Tonight I am sitting here and I don't need anyone. I am completely content where I am.

I do get emotions attached too easily to people so far away, I need to stop doing that. And as content as I am being where I am, I can't say I don't still think about you almost every day and miss you.

I still wonder if I should give it a chance. But I'm not going to vocalize how I'm doing thinking that one over until I'm sure of it. God knows you'd hate me for it.

Who knows if you'd even care to hear it anymore.

Monday, April 13, 2009

I feel insane.

I just looked up apartments in Vancouver.

This is redefining every idea of a relationship and how it's supposed to go. I never really believed in love at first sight or whatever, and I certainly don't think this is the case but I feel so incredibly drawn to you. And you make me so happy, happier than I've been in a long, long time.

It scares the shit out of me.

Wednesday, April 8, 2009

Some times I feel like we went through a breakup.

But we were never together.

It hurts.

Monday, April 6, 2009

My Lack of Skill

All my life, I waited for something great,
Here I am with nothing showing.
And all I want, yes it is all I wanted- it's us
I lost my chance maybe a month ago.
I waited long but I got to thinking
I waste my time because I'm always thinking I'm wrong.

And it's tough being alone when you're naive
And you just want to believe everything everyone says.
Oh, it would be great if I could just deal with it.

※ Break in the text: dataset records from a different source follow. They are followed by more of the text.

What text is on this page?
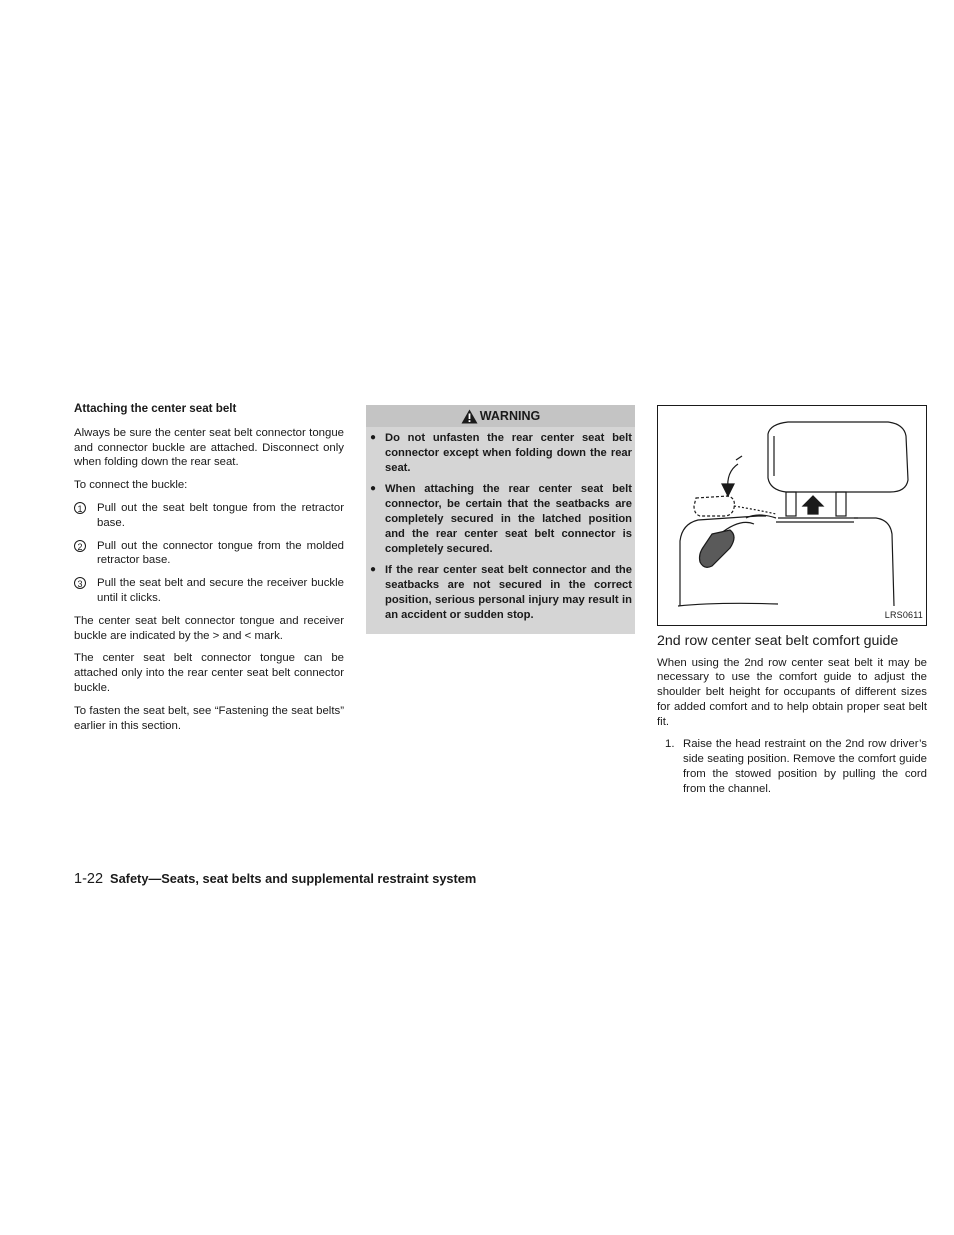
Attaching the center seat belt
Always be sure the center seat belt connector tongue and connector buckle are attached. Disconnect only when folding down the rear seat.
To connect the buckle:
1	Pull out the seat belt tongue from the retractor base.
2	Pull out the connector tongue from the molded retractor base.
3	Pull the seat belt and secure the receiver buckle until it clicks.
The center seat belt connector tongue and receiver buckle are indicated by the > and < mark.
The center seat belt connector tongue can be attached only into the rear center seat belt connector buckle.
To fasten the seat belt, see “Fastening the seat belts” earlier in this section.
WARNING
● Do not unfasten the rear center seat belt connector except when folding down the rear seat.
● When attaching the rear center seat belt connector, be certain that the seatbacks are completely secured in the latched position and the rear center seat belt connector is completely secured.
● If the rear center seat belt connector and the seatbacks are not secured in the correct position, serious personal injury may result in an accident or sudden stop.	LRS0611
2nd row center seat belt comfort guide
When using the 2nd row center seat belt it may be necessary to use the comfort guide to adjust the shoulder belt height for occupants of different sizes for added comfort and to help obtain proper seat belt fit.
1. Raise the head restraint on the 2nd row driver’s side seating position. Remove the comfort guide from the stowed position by pulling the cord from the channel.
1-22 Safety—Seats, seat belts and supplemental restraint system
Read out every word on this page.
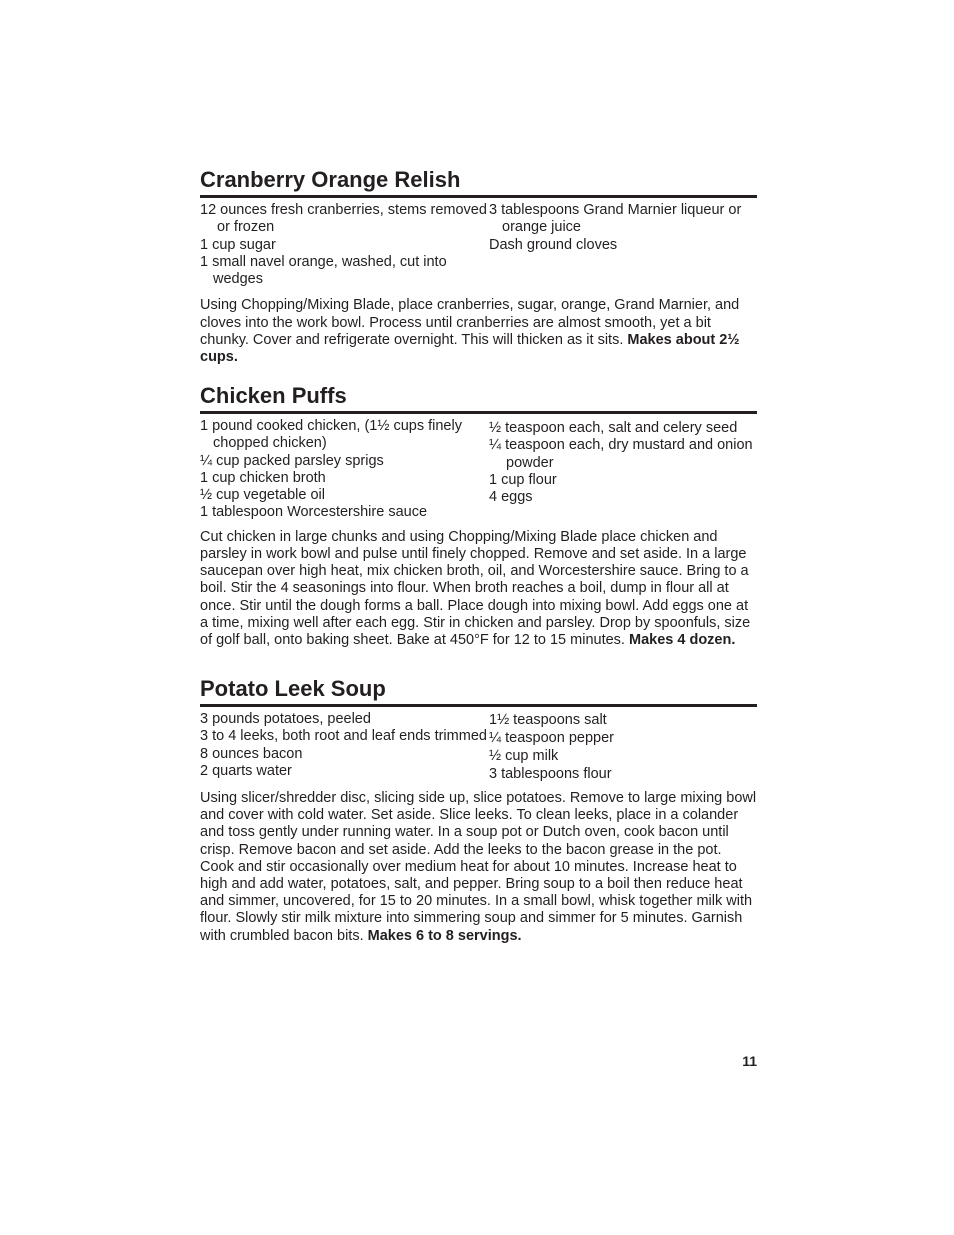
Cranberry Orange Relish

12 ounces fresh cranberries, stems removed or frozen

1 cup sugar

1 small navel orange, washed, cut into wedges

3 tablespoons Grand Marnier liqueur or orange juice

Dash ground cloves

Using Chopping/Mixing Blade, place cranberries, sugar, orange, Grand Marnier, and cloves into the work bowl. Process until cranberries are almost smooth, yet a bit chunky. Cover and refrigerate overnight. This will thicken as it sits. Makes about 2½ cups.

Chicken Puffs

1 pound cooked chicken, (1½ cups finely chopped chicken)

¼ cup packed parsley sprigs

1 cup chicken broth

½ cup vegetable oil

1 tablespoon Worcestershire sauce

½ teaspoon each, salt and celery seed

¼ teaspoon each, dry mustard and onion powder

1 cup flour

4 eggs

Cut chicken in large chunks and using Chopping/Mixing Blade place chicken and parsley in work bowl and pulse until finely chopped. Remove and set aside. In a large saucepan over high heat, mix chicken broth, oil, and Worcestershire sauce. Bring to a boil. Stir the 4 seasonings into flour. When broth reaches a boil, dump in flour all at once. Stir until the dough forms a ball. Place dough into mixing bowl. Add eggs one at a time, mixing well after each egg. Stir in chicken and parsley. Drop by spoonfuls, size of golf ball, onto baking sheet. Bake at 450°F for 12 to 15 minutes. Makes 4 dozen.

Potato Leek Soup

3 pounds potatoes, peeled

3 to 4 leeks, both root and leaf ends trimmed

8 ounces bacon

2 quarts water

1½ teaspoons salt

¼ teaspoon pepper

½ cup milk

3 tablespoons flour

Using slicer/shredder disc, slicing side up, slice potatoes. Remove to large mixing bowl and cover with cold water. Set aside. Slice leeks. To clean leeks, place in a colander and toss gently under running water. In a soup pot or Dutch oven, cook bacon until crisp. Remove bacon and set aside. Add the leeks to the bacon grease in the pot. Cook and stir occasionally over medium heat for about 10 minutes. Increase heat to high and add water, potatoes, salt, and pepper. Bring soup to a boil then reduce heat and simmer, uncovered, for 15 to 20 minutes. In a small bowl, whisk together milk with flour. Slowly stir milk mixture into simmering soup and simmer for 5 minutes. Garnish with crumbled bacon bits. Makes 6 to 8 servings.

11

I'm packing up almost everything,
I'm moving out and starting over.
And all I want, maybe it's all I want, is love.
If that was it, then it would all be great,
But I can't walk without feeling lost.
And I don't know, I'm thinking it's all I know is us.

And it's tough being alone when you're naive.
And you just want to believe everything everyone says.
oh, it would be great if I could just deal...

Ahhh

And it's tough being alone when you're naive.
And you just want to believe everything and everyone.